The profile of the class and faculty will have a big impact on the nature of the place - if a student wizard is expected to take to magic only after a full basic education, it is likely to be a smaller and more earnest place, probably attached to a mundane university; if magic can be learned in childhood then it is more likely to resemble a (very dangerous) school. A common alternative is to add a 'School of Magic' to the other schools at a university, making it an undergraduate subject (BSoc anyone?). It will be a very wierd world indeed if magic is 'just another subject' in the education system.

Staff and pupils have the potential to be very wierd indeed, given the typical nature of magic the school could well be one place where non-humans barely raise an eyebrow - expect also a variety of magical servants such as golems, animated objects and homunculi wandering about.

The curriculum also bears examination - expect a school to teach only "white magic" (whether the disitinction actually exists in your setting or not) "grey magic" and "black magic" may be studied rather than taught, reserved for advanced programmes or completely taboo. Frequently contentious areas of mainstream magic will also not be taught for various reasons. A school which disregards these conventions is better suited for less traditional grey and grey morality settings.

The school may - or may not - also teach potion making and the like.
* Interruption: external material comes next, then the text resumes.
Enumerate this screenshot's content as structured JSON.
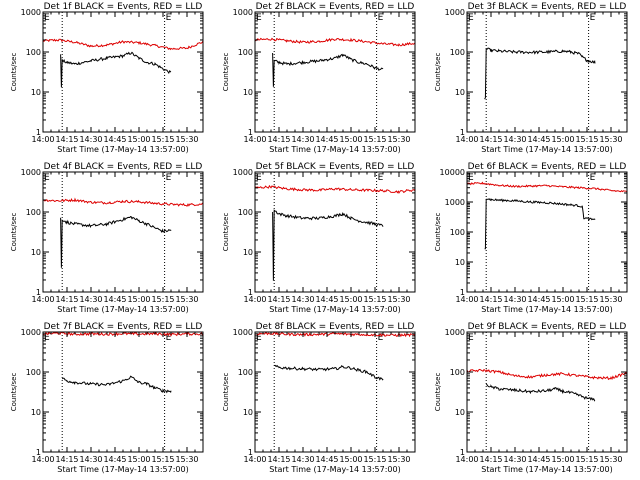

No-one should be at all surprised if a wizarding school turns out to be an Academy of Adventure - in fact it's probably the default source of such places. Whether the wizard training is cause or effect of the school being less than sedate will depend on your setting.

You may also expect the architecture of the campus to be … unconventional. It doesn't have to be, but if anywhere is going to have alien geometry, lakes of magma and literal ivory towers, this is the place. A great deal of effort may be necessary to keep the HSE from finding their way onto site.
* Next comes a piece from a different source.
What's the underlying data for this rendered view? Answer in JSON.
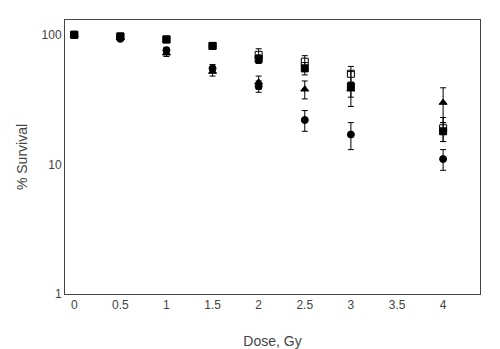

The normal alternative to a "wizarding school" is the apprenticeship system, whereby individual wizards take on and train pupils by themselves - in some settings this runs alongside formal schooling in a more or less feasible manner, in others this is how renegades learn their magic and/or part of the history of the system. In the "historical" case, a trainee wizard might still be termed an apprentice.
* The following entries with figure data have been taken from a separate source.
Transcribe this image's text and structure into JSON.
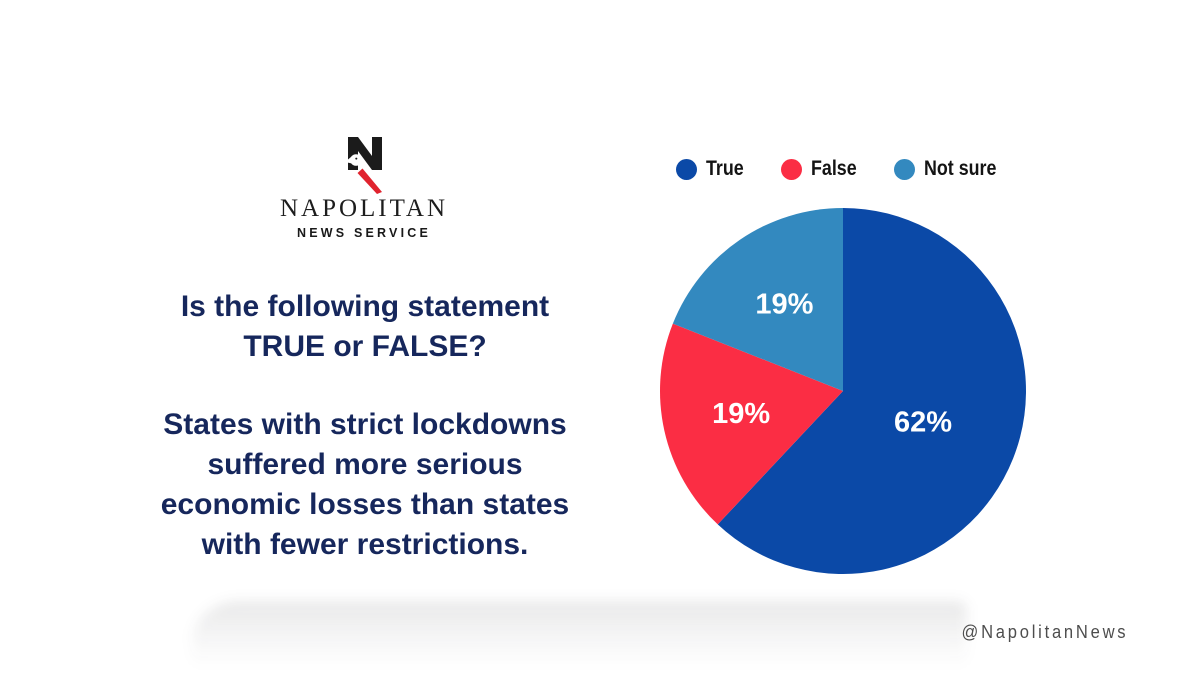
{
  "page": {
    "background": "#ffffff"
  },
  "brand": {
    "name": "NAPOLITAN",
    "subtitle": "NEWS SERVICE",
    "logo_black": "#1b1b1b",
    "logo_red": "#e0232e"
  },
  "question": {
    "text_color": "#16275c",
    "paragraph1_lines": [
      "Is the following statement",
      "TRUE or FALSE?"
    ],
    "paragraph2_lines": [
      "States with strict lockdowns",
      "suffered more serious",
      "economic losses than states",
      "with fewer restrictions."
    ]
  },
  "chart_data": {
    "type": "pie",
    "title": "",
    "categories": [
      "True",
      "False",
      "Not sure"
    ],
    "values": [
      62,
      19,
      19
    ],
    "unit": "%",
    "slice_labels": [
      "62%",
      "19%",
      "19%"
    ],
    "colors": [
      "#0b49a7",
      "#fb2d44",
      "#3389bf"
    ],
    "label_color": "#ffffff",
    "legend_position": "top",
    "legend_text_color": "#141414",
    "start_angle_deg": 0,
    "direction": "clockwise"
  },
  "footer": {
    "handle": "@NapolitanNews",
    "color": "#4d4d4d"
  }
}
Expect a magic school to be fairly elitist in most settings, to have a strong espirit de corps and - usually - to have a rivalrly with at least some rival schools. Graduate wizards may wear a specific set of robes to identify themselves. Different schools may teach completely different curriculae and even philosophies of magic, which can lead to "battling kung-fu syndrome" when their allumini meet each other.

Sources

Bibliography
1. books: Harry Potter and the Philosopher's/Sorcerer's Stone by J.K Rowling and it's sequels is probably the best-known source about schools for wizardry
2. books: Equal Rites by Terry Pratchett — several of Pratchett's Discworld novels involve a school for wizards in the city of Anhk-Mopork called the Unseen University
3. RPGs: GURPS: IOU — not purely a school for wizardry, but magic is certainly there, mixed in with the mad science and cross-dimensional weirdness.
4. Books: A Wizard of Earthsea by Ursula K. Le Guin: the academy on Roke which Ged/Sparrohawk attends.
5. cRPGs: The Elder Scrolls IV: Oblivion by Bethesda Games: The Arcane University in Cyrodill City.

Game and Story Use

  • A great venue (for an all wizard student campaign), patron or source of work for any suitable campaign, especially for those who wonder what Hogwarts would have been like with professors of Necromancy and Demonology…
    • Although probably more interesting as a university rather than a secondary school.
    • Might fit particularly well into a China Mielllville style urban fantasy campaign featuring something like New Corbuzon University.
  • Also, potentially a rival or villain.
  • Possibly all of the above.
  • An unstable enough school might well have a full time team of troubleshooters on hand to deal with the consequences of student errors.
  • A magic-using character might be a graduate of such a school.
  • A ruined school after the end might be an important adventure target for self-taught mages.
    • Or a menace to the community, as anything contained in the school escapes.